Le 2 septembre 2025, un jury du comté de Los Angeles a rendu un verdict unanime en faveur de la rappeuse Cardi B dans une affaire d’agression civile intentée par Emani Ellis, une ancienne agente de sécurité. Cette dernière accusait la star de l’avoir agressée en février 2018 dans un cabinet médical de Beverly Hills, alors que Cardi B était enceinte et n’avait pas encore révélé sa grossesse.
Emani Ellis alléguait que Cardi B l’avait griffée au visage avec un ongle et lui avait craché dessus, entraînant des blessures nécessitant une intervention chirurgicale et des séquelles émotionnelles. Elle affirmait également avoir perdu son emploi en raison de l’attention médiatique suscitée par l’incident.

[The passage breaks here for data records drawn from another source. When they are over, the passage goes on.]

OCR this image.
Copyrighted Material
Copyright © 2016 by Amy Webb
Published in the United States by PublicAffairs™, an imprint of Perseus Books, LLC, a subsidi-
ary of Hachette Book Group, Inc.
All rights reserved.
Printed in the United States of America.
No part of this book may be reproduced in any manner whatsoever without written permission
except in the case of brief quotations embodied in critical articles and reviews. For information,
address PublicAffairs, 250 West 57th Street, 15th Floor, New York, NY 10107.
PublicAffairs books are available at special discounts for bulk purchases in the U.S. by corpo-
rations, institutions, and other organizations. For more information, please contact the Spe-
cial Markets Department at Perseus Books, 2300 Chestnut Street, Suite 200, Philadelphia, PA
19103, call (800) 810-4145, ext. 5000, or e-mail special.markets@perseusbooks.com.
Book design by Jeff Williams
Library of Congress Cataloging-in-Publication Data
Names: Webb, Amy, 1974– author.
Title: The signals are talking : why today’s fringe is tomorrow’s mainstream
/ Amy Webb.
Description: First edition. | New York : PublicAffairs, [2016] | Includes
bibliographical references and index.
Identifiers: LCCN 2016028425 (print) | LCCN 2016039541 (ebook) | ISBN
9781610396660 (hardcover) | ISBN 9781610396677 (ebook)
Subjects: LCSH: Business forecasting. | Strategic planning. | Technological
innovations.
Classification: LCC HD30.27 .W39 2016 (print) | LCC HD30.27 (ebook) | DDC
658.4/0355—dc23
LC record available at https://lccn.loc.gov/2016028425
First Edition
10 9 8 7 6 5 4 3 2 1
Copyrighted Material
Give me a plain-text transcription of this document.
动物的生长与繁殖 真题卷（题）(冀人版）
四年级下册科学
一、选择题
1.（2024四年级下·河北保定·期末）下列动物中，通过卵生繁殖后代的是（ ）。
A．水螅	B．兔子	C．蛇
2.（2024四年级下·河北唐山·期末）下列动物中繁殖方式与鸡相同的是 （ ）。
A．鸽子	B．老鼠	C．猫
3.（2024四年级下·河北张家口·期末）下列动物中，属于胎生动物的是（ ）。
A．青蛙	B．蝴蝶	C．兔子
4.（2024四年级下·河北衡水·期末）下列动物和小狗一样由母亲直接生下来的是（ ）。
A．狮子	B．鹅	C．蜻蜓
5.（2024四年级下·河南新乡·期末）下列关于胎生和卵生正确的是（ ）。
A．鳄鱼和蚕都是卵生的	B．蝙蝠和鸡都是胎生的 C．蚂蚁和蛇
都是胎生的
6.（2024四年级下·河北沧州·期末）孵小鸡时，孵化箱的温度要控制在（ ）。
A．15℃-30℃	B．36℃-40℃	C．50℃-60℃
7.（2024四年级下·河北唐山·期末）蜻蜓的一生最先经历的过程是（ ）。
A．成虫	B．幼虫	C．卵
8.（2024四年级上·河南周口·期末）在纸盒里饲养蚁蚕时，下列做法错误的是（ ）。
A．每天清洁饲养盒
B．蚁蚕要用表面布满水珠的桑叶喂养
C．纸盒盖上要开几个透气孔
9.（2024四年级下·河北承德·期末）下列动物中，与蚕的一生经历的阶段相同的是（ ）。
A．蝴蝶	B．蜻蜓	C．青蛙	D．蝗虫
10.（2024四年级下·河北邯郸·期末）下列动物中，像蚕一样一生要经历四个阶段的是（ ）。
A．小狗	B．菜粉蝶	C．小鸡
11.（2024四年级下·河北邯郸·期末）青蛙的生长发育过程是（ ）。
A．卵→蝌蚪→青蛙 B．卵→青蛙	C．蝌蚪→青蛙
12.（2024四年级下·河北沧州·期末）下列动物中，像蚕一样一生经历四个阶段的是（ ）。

Cardi B a nié ces accusations, expliquant que l’échange avait été purement verbal et motivé par des préoccupations de confidentialité liées à sa grossesse. Elle a précisé qu’Ellis l’avait suivie jusqu’à son rendez-vous médical et semblait la filmer, ce qui avait exacerbé la situation. Deux témoins, dont un réceptionniste présent sur les lieux, ont corroboré la version de la rappeuse.
Après moins d’une heure de délibération, le jury a estimé qu’Ellis n’avait pas apporté de preuves suffisantes pour étayer ses allégations d’agression, de négligence ou de préjudice émotionnel.
À l’issue du procès, Cardi B a exprimé sa gratitude envers ses avocats et le jury, tout en mettant en garde contre les poursuites frivoles. Elle a également demandé à ses fans de ne pas harceler Emani Ellis ou sa famille sur les réseaux sociaux.
Cette affaire, largement médiatisée, a attiré l’attention du public sur les questions de confidentialité, de sécurité et de responsabilité dans le cadre des interactions entre célébrités et personnel de sécurité.